There’s some small things about the ROG Phone 2 that are cool, but nothing that’d be a dealbreaker or by itself would immediately justify the price tag. Plugging the fan attachment in adds another USB-C and 3.5mm port that you can use, allowing you to hold the phone in landscape mode more comfortably while charging and playing. If you’re not using wired headphones, the dual DTS:X stereo speakers are good enough for general YouTube, Twitch, Netflix and Crunchyroll/Animelab, and the large screen size plus the AMOLED HDR screen makes watching all of those a delight, even though the screen resolution and density isn’t as world-class as the other internals.

So the ROG Phone 2 has a lot of great features, and there’s one extra kicker.

What if the price wasn’t $1700? What if it was around $800?

There’s two options for getting the ROG Phone 2 in Australia, and the cheapest one is also the most common, because it’s how people have usually gotten “gamer” phones in this country: grey imports. Catch of the Day and Dick Smith are both charging $800 to $820, which makes the ROG Phone 2 about the same price as Nubia’s offering, and takes the flagship argument out of the equation.

The ROG Phone 2 certainly stacks up well in the mid-range category, although the Xiaomi Mi CC9 Pro and Pixel 3a would have the ROG beat when it comes to photography. The comparisons look a lot better for ASUS in that bracket though once you factor in the screen, the battery life, screen size and especially the guts of the ROG 2 …

… provided you’re OK rolling the dice on warranty.

The ROG Phone 2 is a fascinating piece of tech in many ways. It’s the hallmark of everything people hate about “gamer” equipment: it’s loud, it’s brash, it’s obsessed with customisable RGB lighting and, for many, it will be one of the ugliest phones on the market. Sleek, clean, minimalist is not the ASUS style.

But it’s also a phone that gives you a degree of control and power that manufacturers don’t offer out of the box. The 120Hz screen will become standard in a few years, and it’s an absolute pleasure in any scenario: watching TV, scrolling Instagram or Reddit, playing Call of Duty, PUBG, Arena of Valor or Final Fantasy XV: Pocket Edition. You lose a chunk of battery life for it, but the battery is so big that you’d be insane not to use the phone in 120Hz all the time. ASUS’s UI also had just the single crash over the month I’ve used it, which was a cleaner

From a gaming perspective, I really wish there was a third button on the back that doubled as a fingerprint sensor. I found with the Nubia that it was the one button I could consistently hit concurrently while playing a game regularly, and it’s a feature ASUS could implement in future revisions. They’ll need to rethink the design of the Kunai gamepad, too. Turning your phone into a Switch like console sounds great, but the Kunai feels stiff in the hand and uncomfortable to use in every sense. It’s also never going to be a better option than using touch controls and the air triggers in games like Call of Duty or Arena of Valor – you’ll always turn around, aim, flick and move around a bit quicker with touch controls with a bit of practice.

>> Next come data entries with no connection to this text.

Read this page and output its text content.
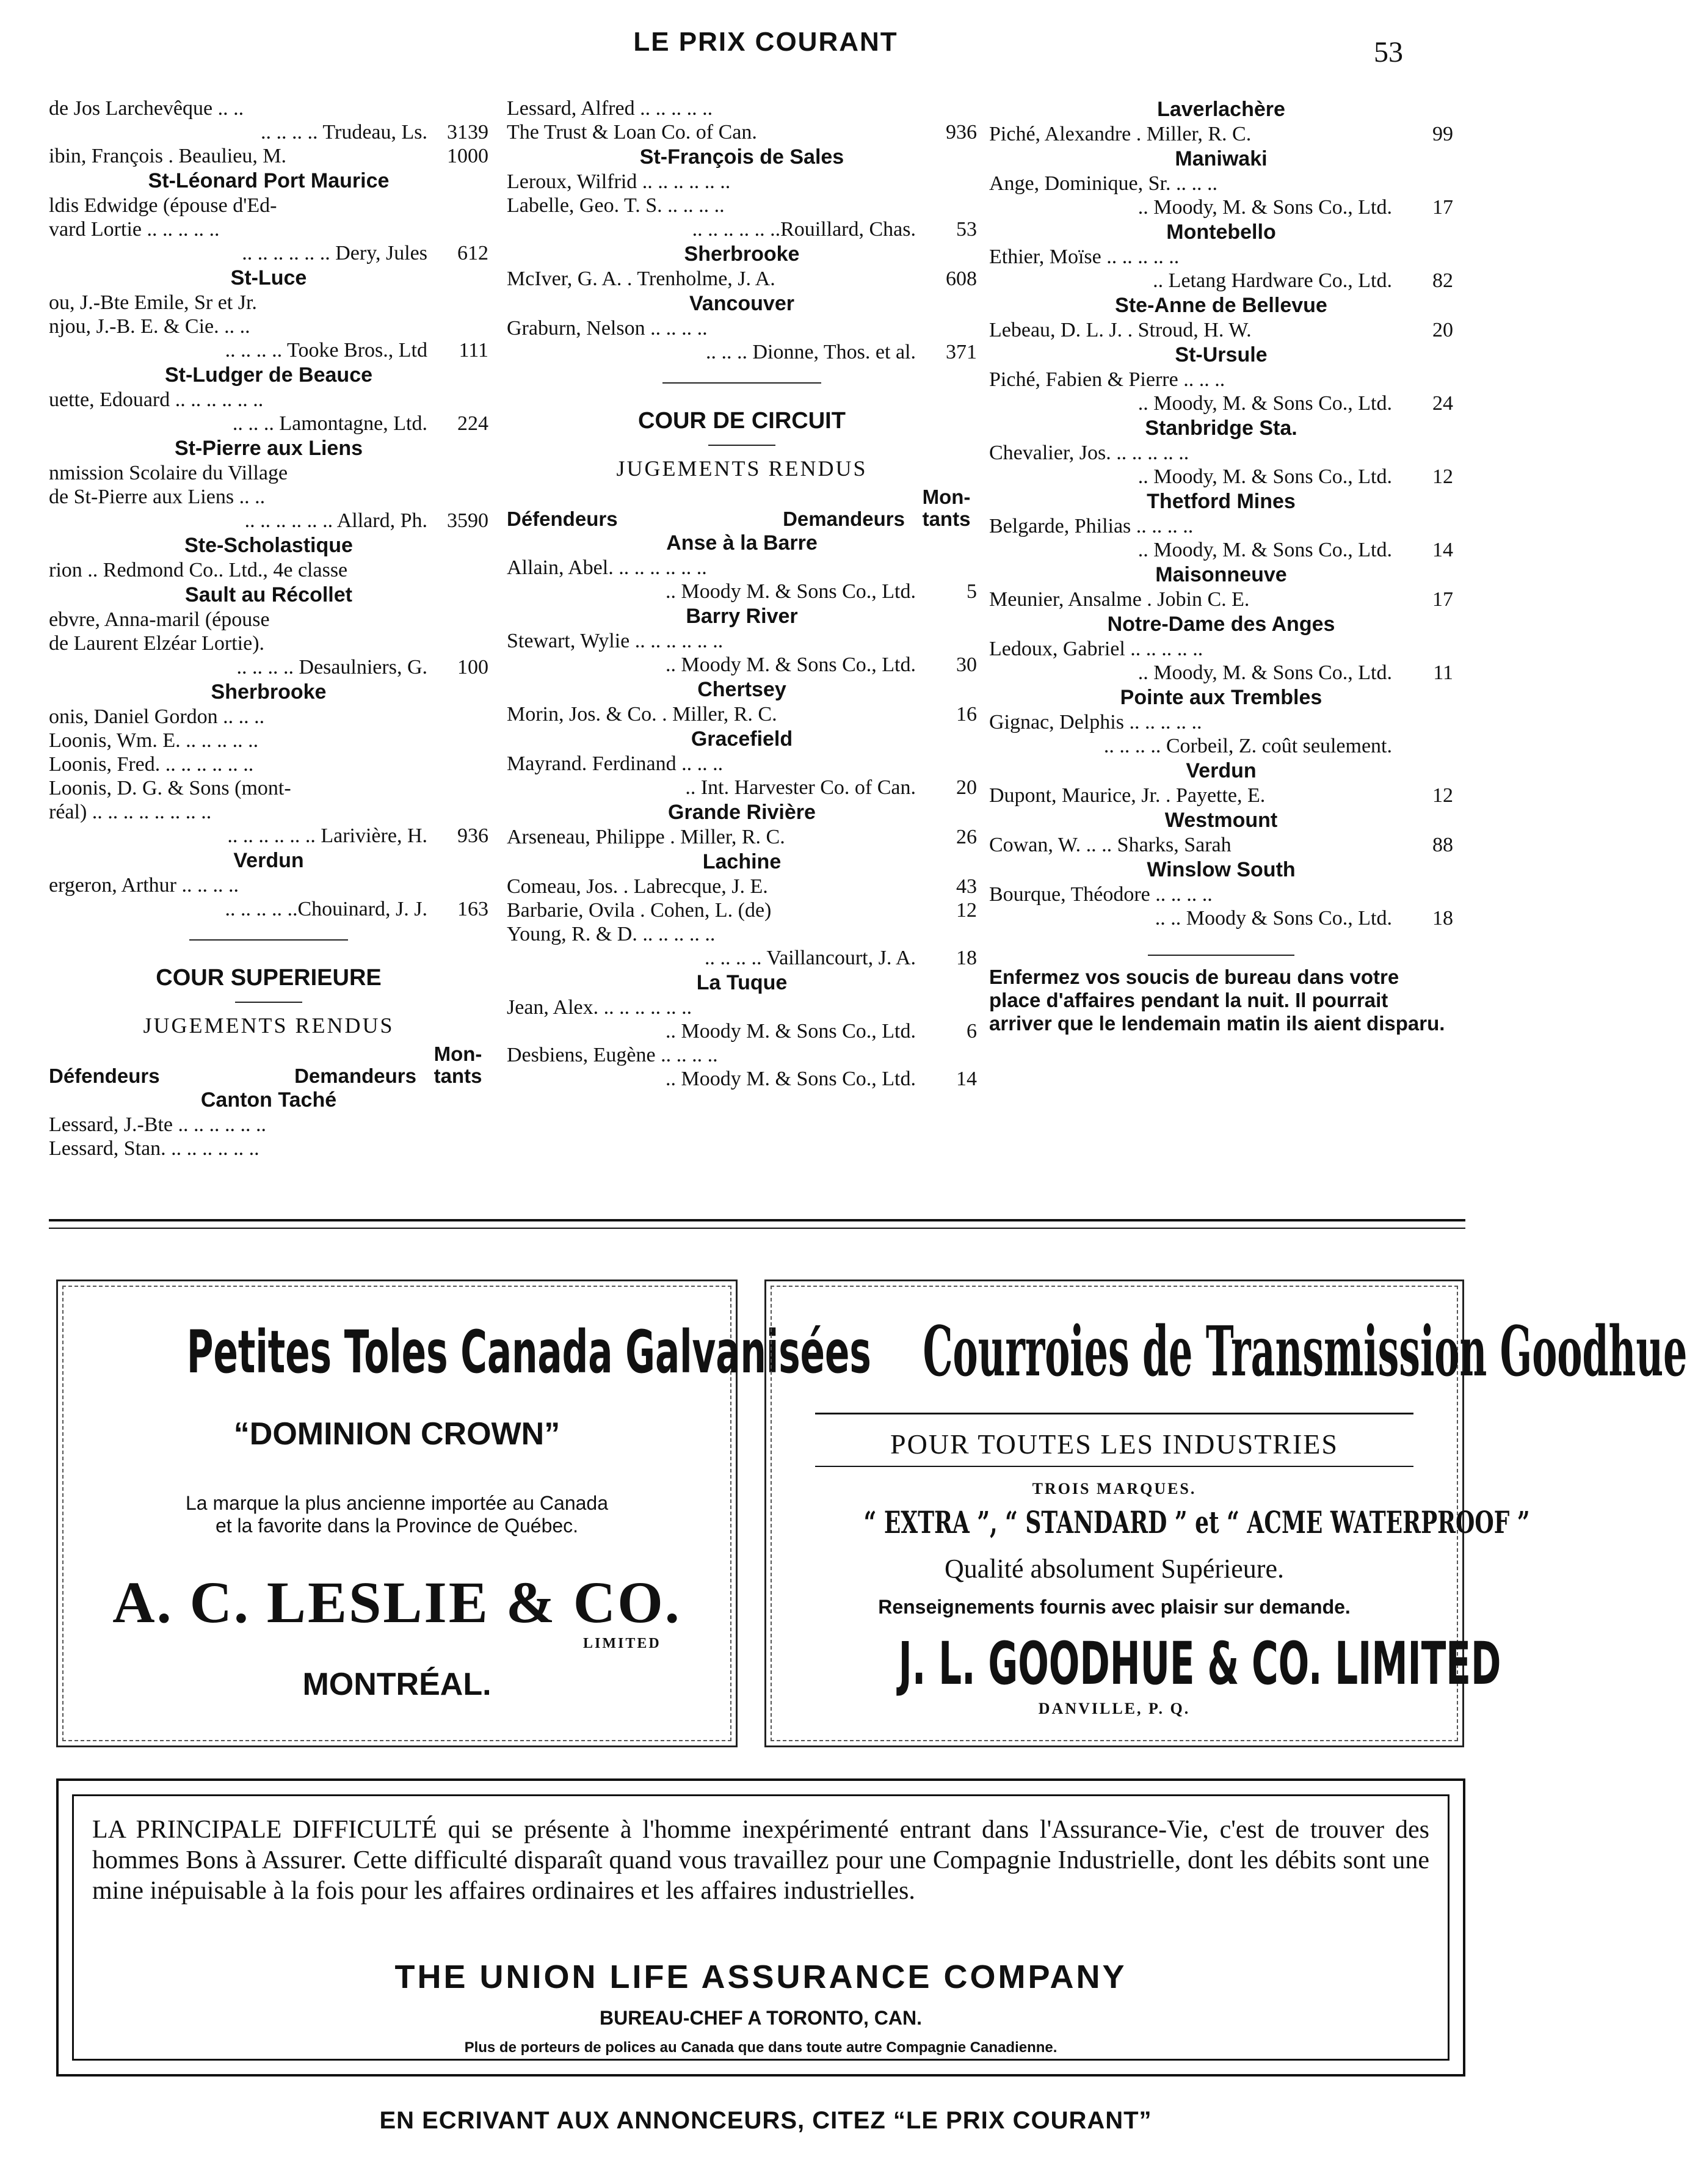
LE PRIX COURANT	53
de Jos Larchevêque .. ..
.. .. .. .. Trudeau, Ls. 3139
ibin, François . Beaulieu, M.	1000
St-Léonard Port Maurice
ldis Edwidge (épouse d'Ed-
vard Lortie .. .. .. .. ..
.. .. .. .. .. .. Dery, Jules	612
St-Luce
ou, J.-Bte Emile, Sr et Jr.
njou, J.-B. E. & Cie. .. ..
.. .. .. .. Tooke Bros., Ltd	111
St-Ludger de Beauce
uette, Edouard .. .. .. .. .. ..
.. .. .. Lamontagne, Ltd.	224
St-Pierre aux Liens
nmission Scolaire du Village
de St-Pierre aux Liens .. ..
.. .. .. .. .. .. Allard, Ph. 3590
Ste-Scholastique
rion .. Redmond Co.. Ltd., 4e classe
Sault au Récollet
ebvre, Anna-maril (épouse
de Laurent Elzéar Lortie).
.. .. .. .. Desaulniers, G.	100
Sherbrooke
onis, Daniel Gordon .. .. ..
Loonis, Wm. E. .. .. .. .. ..
Loonis, Fred. .. .. .. .. .. ..
Loonis, D. G. & Sons (mont-
réal) .. .. .. .. .. .. .. ..
.. .. .. .. .. .. Larivière, H.	936
Verdun
ergeron, Arthur .. .. .. ..
.. .. .. .. ..Chouinard, J. J.	163
COUR SUPERIEURE
JUGEMENTS RENDUS
Défendeurs	Demandeurs
Mon-
tants
Canton Taché
Lessard, J.-Bte .. .. .. .. .. ..
Lessard, Stan. .. .. .. .. .. ..
Lessard, Alfred .. .. .. .. ..
The Trust & Loan Co. of Can.	936
St-François de Sales
Leroux, Wilfrid .. .. .. .. .. ..
Labelle, Geo. T. S. .. .. .. ..
.. .. .. .. .. ..Rouillard, Chas.	53
Sherbrooke
McIver, G. A. . Trenholme, J. A.	608
Vancouver
Graburn, Nelson .. .. .. ..
.. .. .. Dionne, Thos. et al.	371
COUR DE CIRCUIT
JUGEMENTS RENDUS
Défendeurs	Demandeurs
Mon-
tants
Anse à la Barre
Allain, Abel. .. .. .. .. .. ..
.. Moody M. & Sons Co., Ltd.	5
Barry River
Stewart, Wylie .. .. .. .. .. ..
.. Moody M. & Sons Co., Ltd.	30
Chertsey
Morin, Jos. & Co. . Miller, R. C.	16
Gracefield
Mayrand. Ferdinand .. .. ..
.. Int. Harvester Co. of Can.	20
Grande Rivière
Arseneau, Philippe . Miller, R. C.	26
Lachine
Comeau, Jos. . Labrecque, J. E.	43
Barbarie, Ovila . Cohen, L. (de)	12
Young, R. & D. .. .. .. .. ..
.. .. .. .. Vaillancourt, J. A.	18
La Tuque
Jean, Alex. .. .. .. .. .. ..
.. Moody M. & Sons Co., Ltd.	6
Desbiens, Eugène .. .. .. ..
.. Moody M. & Sons Co., Ltd.	14
Laverlachère
Piché, Alexandre . Miller, R. C.	99
Maniwaki
Ange, Dominique, Sr. .. .. ..
.. Moody, M. & Sons Co., Ltd.	17
Montebello
Ethier, Moïse .. .. .. .. ..
.. Letang Hardware Co., Ltd.	82
Ste-Anne de Bellevue
Lebeau, D. L. J. . Stroud, H. W.	20
St-Ursule
Piché, Fabien & Pierre .. .. ..
.. Moody, M. & Sons Co., Ltd.	24
Stanbridge Sta.
Chevalier, Jos. .. .. .. .. ..
.. Moody, M. & Sons Co., Ltd.	12
Thetford Mines
Belgarde, Philias .. .. .. ..
.. Moody, M. & Sons Co., Ltd.	14
Maisonneuve
Meunier, Ansalme . Jobin C. E.	17
Notre-Dame des Anges
Ledoux, Gabriel .. .. .. .. ..
.. Moody, M. & Sons Co., Ltd.	11
Pointe aux Trembles
Gignac, Delphis .. .. .. .. ..
.. .. .. .. Corbeil, Z. coût seulement.
Verdun
Dupont, Maurice, Jr. . Payette, E.	12
Westmount
Cowan, W. .. .. Sharks, Sarah	88
Winslow South
Bourque, Théodore .. .. .. ..
.. .. Moody & Sons Co., Ltd.	18
Enfermez vos soucis de bureau dans votre place d'affaires pendant la nuit. Il pourrait arriver que le lendemain matin ils aient disparu.
Petites Toles Canada Galvanisées
“DOMINION CROWN”
La marque la plus ancienne importée au Canada
et la favorite dans la Province de Québec.
A. C. LESLIE & CO.
LIMITED
MONTRÉAL.
Courroies de Transmission Goodhue
POUR TOUTES LES INDUSTRIES
TROIS MARQUES.
“ EXTRA ”, “ STANDARD ” et “ ACME WATERPROOF ”
Qualité absolument Supérieure.
Renseignements fournis avec plaisir sur demande.
J. L. GOODHUE & CO. LIMITED
DANVILLE, P. Q.
LA PRINCIPALE DIFFICULTÉ qui se présente à l'homme inexpérimenté entrant dans l'Assurance-Vie, c'est de trouver des hommes Bons à Assurer. Cette difficulté disparaît quand vous travaillez pour une Compagnie Industrielle, dont les débits sont une mine inépuisable à la fois pour les affaires ordinaires et les affaires industrielles.
THE UNION LIFE ASSURANCE COMPANY
BUREAU-CHEF A TORONTO, CAN.
Plus de porteurs de polices au Canada que dans toute autre Compagnie Canadienne.
EN ECRIVANT AUX ANNONCEURS, CITEZ “LE PRIX COURANT”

Still, ASUS has made a fascinating piece of tech. It’s got the kind of hardware and features I wish other phones would have, but the user experience isn’t quite where I’d want it for $1700. Would it be worth it for around $800? 120Hz is better than 90Hz, and the details and colour from ASUS’s camera are nicer. But from a pure gaming perspective, not having that comfortable, bindable back button makes a hell of a lot of difference. And neither phone has 5G, which won’t matter a huge amount this year, but will be damn handy to have from 2021 onwards.

Gaming phones have come a long way, but it seems we’re still one generation away from a phone having truly everything.


  • Sorry “… provided you’re OK rolling the dice on warranty.” under Oz law, the manufacturer/distro warranty rarely covers our basic consumer rights, even if it is an import if a local mob sell it, it has to have a warranty equivalent to similarly priced devices and proportionally greater than cheaper lower end devices.